En l'espèce, la consultation de sites pornographiques depuis son poste de travail est déjà en soi critiquable. Le fait que le recourant ait en outre pris la peine de sauvegarder sur son disque dur des images à caractère pédophile apparaît d'une gravité telle qu'elle ne permet plus à l'autorité de lui confier un poste dans l'administration communale. La collectivité publique, tenue vis-à-vis de l'ensemble de la population d'assurer ses tâches, doit en effet pouvoir s'en remettre sans hésitation aux fonctionnaires chargés de les accomplir. De surcroît, d'une manière générale et tout au long de la procédure ouverte à son encontre, le recourant, plutôt que de s'amender, n'a cessé de minimiser les faits qui lui étaient reprochés, tentant dans un premier temps de les nier, puis allant jusqu'à oser affirmer avoir téléchargé les images mettant en scène de jeunes enfants, par pur intérêt artistique. La longue expérience et la qualité du travail accompli par le recourant pour le compte de la collectivité, ne sauraient pallier les manquements constatés et effacer la gravité de ses actes. Enfin, il est constant que ses agissements n'ont pris fin que parce qu'ils ont été découverts.

Le conseil administratif n'a dès lors pas abusé de son pouvoir d'appréciation en considérant que la conduite du recourant avait irrémédiablement rompu la relation de confiance et qu'elle constituait une faute si grave - tant au regard du droit pénal que du droit des fonctionnaires d'ailleurs - qu'elle justifiait une cessation immédiate des rapports de service et ce, sans qu'une mise en garde préalable ne soit nécessaire. L'intérêt public à ce que le recourant n'exerce plus sa fonction l'emporte sur l'intérêt privé du recourant à rester en poste au CBJ, sauf à compromettre le bon fonctionnement de cet établissement et sa réputation. Exiger dans le cas présent par surabondance, un avertissement formel relèverait du formalisme excessif, le recourant ayant démontré tout au long de la procédure et, pas plus tard qu'en juin 2006, en tenant des propos inadmissibles sur un site Internet ouvert au public, qu'il n'était plus à même d'offrir la considération dont doivent jouir les employés d'une collectivité publique.

8. Le recours sera rejeté et la décision litigieuse sera ainsi confirmée. Vu l'issue du litige, un émolument de CHF 2'000.- sera mis à la charge du recourant. Il n’a en outre pas droit à une indemnité de procédure (art. 87 LPA).
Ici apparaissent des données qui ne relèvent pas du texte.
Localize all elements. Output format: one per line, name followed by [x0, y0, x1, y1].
Pour le surplus, la Ville disposant de son propre service juridique, aucune indemnité de procédure ne lui sera allouée (art. 87 al. 2 LPA; ATA/312/2004 du 20 avril 2004).

 

* * * * *

 

 

PAR CES MOTIFS
LE TRIBUNAL ADMINISTRATIF

à la forme :

déclare recevable le recours interjeté le 27 février 2004 par Monsieur A______ contre la décision du Conseil administratif de la Ville de Genève du 29 janvier 2004 ;

au fond :

le rejette ;

met à la charge du recourant un émolument de CHF 2'000.- ;

communique le présent arrêt à Me Claude-Alain Boillat, avocat du recourant ainsi qu'à Me Lorella Bertani, avocate du conseil administratif de la Ville de Genève.

Siégeants : Mme Bovy, présidente, M. Paychère, Mme Hurni, M. Thélin, Mme Junod, juges.

Au nom du Tribunal administratif :

la greffière-juriste adj.:

 

 

M. Tonossi

 

la vice-présidente :

 

 

L. Bovy

Copie conforme de cet arrêt a été communiquée aux parties.